The U.S. government has announced it will raise the global tariff from 10% to 15% this week.
This may sound like a sudden tax hike, but it's actually a carefully planned temporary step. The administration calls this a five-month 'bridge tariff', designed to span the gap between an old policy that was struck down and a new one that is still being developed. The ultimate goal is to replace this broad tariff with more durable, targeted measures in about five months.
So, why was this necessary? The story begins with a Supreme Court ruling on February 20, 2026. First, the Court invalidated the legal authority the administration had been using to impose tariffs. This forced an immediate policy shift. Second, to avoid a policy vacuum, the government quickly implemented a temporary 10% global tariff on February 24, using a different law, Section 122 of the Trade Act, which allows for measures lasting up to 150 days. Third, following hints from top officials, the administration is now raising that rate to 15% to maintain pressure while it works on a long-term solution.
This 150-day window, which ends around July 24, 2026, is crucial.
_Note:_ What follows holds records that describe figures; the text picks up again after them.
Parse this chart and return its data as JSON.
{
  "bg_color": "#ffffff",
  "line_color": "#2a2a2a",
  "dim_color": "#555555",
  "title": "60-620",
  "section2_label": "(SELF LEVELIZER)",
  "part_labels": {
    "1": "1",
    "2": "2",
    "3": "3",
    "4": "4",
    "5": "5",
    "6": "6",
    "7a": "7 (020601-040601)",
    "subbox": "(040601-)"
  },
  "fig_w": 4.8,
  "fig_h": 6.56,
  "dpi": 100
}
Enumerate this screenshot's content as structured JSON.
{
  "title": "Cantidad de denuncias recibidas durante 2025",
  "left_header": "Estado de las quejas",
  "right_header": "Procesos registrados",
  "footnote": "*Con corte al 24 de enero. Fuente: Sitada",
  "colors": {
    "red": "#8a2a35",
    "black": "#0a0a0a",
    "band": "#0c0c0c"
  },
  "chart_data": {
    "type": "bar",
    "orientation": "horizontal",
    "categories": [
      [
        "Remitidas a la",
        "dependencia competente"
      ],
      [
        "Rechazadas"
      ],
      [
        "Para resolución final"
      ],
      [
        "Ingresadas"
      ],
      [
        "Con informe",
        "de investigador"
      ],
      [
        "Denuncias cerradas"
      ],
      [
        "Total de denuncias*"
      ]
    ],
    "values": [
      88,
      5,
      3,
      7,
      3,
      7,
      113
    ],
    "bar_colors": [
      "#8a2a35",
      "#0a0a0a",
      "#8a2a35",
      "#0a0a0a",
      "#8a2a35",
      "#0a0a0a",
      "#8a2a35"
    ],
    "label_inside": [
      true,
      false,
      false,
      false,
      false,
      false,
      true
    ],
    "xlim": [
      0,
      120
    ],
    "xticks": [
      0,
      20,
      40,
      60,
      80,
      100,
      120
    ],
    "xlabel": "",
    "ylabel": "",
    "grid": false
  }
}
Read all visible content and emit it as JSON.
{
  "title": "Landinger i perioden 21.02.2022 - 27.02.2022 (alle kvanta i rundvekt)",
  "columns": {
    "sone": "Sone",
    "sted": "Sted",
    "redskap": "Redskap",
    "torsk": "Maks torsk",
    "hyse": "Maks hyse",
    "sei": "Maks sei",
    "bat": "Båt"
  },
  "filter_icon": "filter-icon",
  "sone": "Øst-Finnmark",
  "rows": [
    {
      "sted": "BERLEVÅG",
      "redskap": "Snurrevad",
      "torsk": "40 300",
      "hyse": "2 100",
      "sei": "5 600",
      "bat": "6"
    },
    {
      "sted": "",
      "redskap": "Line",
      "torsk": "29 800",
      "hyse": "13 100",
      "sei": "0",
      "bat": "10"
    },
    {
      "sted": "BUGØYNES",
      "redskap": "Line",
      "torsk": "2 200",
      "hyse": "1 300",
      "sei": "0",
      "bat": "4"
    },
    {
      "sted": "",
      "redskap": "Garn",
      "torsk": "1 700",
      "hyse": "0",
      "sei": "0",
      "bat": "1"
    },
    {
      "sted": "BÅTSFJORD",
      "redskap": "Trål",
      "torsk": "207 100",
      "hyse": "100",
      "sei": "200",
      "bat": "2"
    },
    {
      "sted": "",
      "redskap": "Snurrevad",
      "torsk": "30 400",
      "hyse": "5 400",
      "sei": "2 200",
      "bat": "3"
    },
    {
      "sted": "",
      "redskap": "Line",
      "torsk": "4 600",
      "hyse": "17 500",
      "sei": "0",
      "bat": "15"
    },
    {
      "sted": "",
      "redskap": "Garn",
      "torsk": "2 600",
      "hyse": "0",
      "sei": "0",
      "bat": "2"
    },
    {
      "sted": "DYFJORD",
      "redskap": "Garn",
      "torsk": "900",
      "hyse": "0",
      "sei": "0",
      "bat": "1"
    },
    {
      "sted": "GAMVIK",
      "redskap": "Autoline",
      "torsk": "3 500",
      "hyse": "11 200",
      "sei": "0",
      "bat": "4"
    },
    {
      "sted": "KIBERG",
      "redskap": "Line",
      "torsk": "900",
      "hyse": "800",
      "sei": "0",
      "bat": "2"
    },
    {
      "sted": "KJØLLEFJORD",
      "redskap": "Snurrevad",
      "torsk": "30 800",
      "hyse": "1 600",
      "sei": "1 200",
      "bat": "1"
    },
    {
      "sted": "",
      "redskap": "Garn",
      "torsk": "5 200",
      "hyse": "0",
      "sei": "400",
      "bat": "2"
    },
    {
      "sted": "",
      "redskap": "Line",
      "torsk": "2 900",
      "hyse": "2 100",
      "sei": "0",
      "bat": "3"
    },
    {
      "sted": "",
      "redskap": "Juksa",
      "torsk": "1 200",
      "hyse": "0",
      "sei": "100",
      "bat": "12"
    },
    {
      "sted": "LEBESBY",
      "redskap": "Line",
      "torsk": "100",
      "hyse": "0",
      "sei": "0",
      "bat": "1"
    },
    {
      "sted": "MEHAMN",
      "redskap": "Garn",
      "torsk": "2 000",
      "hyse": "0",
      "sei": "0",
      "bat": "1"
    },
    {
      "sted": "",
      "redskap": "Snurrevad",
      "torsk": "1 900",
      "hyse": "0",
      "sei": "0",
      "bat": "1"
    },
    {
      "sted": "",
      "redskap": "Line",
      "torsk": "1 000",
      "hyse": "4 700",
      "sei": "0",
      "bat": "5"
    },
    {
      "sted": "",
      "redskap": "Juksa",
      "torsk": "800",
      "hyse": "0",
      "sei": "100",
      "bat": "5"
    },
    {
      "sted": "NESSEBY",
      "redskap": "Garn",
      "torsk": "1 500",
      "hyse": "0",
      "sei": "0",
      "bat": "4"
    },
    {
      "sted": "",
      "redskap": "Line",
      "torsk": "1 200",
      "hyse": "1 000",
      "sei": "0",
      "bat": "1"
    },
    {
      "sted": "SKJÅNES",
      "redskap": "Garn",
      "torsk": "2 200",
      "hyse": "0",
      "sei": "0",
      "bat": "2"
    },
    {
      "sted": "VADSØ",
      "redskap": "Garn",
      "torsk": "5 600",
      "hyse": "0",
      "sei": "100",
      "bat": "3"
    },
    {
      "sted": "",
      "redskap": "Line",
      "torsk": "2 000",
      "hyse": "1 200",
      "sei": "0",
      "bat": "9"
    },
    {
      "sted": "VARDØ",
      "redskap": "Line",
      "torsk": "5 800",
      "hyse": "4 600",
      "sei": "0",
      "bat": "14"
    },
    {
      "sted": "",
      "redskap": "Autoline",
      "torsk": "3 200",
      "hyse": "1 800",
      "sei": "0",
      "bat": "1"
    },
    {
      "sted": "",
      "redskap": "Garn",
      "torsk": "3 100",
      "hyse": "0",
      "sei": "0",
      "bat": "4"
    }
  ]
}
During this time, the government will conduct new investigations under different trade laws—specifically Section 301 (addressing unfair trade) and Section 232 (concerning national security). The findings from these studies will form the legal basis for the new, targeted tariffs that will replace the temporary 15% rate.
Markets have reacted as you might expect. Tariff-sensitive sectors like auto manufacturers and retailers saw their stock prices fall, as investors priced in the short-term economic impact of a higher tariff. This move signals a clear pivot in U.S. trade policy from broad emergency actions to more focused, legally grounded measures.
- Section 301/232: U.S. trade laws that allow the president to impose tariffs in cases of unfair trade practices (301) or threats to national security (232).
- Bridge Tariff: A temporary tariff put in place to span a gap, in this case, between an invalidated policy and a new, legally durable one.
- IEEPA (International Emergency Economic Powers Act): A U.S. law granting the president broad authority to regulate commerce after declaring a national emergency, which the Supreme Court recently ruled could not be used for the prior tariffs.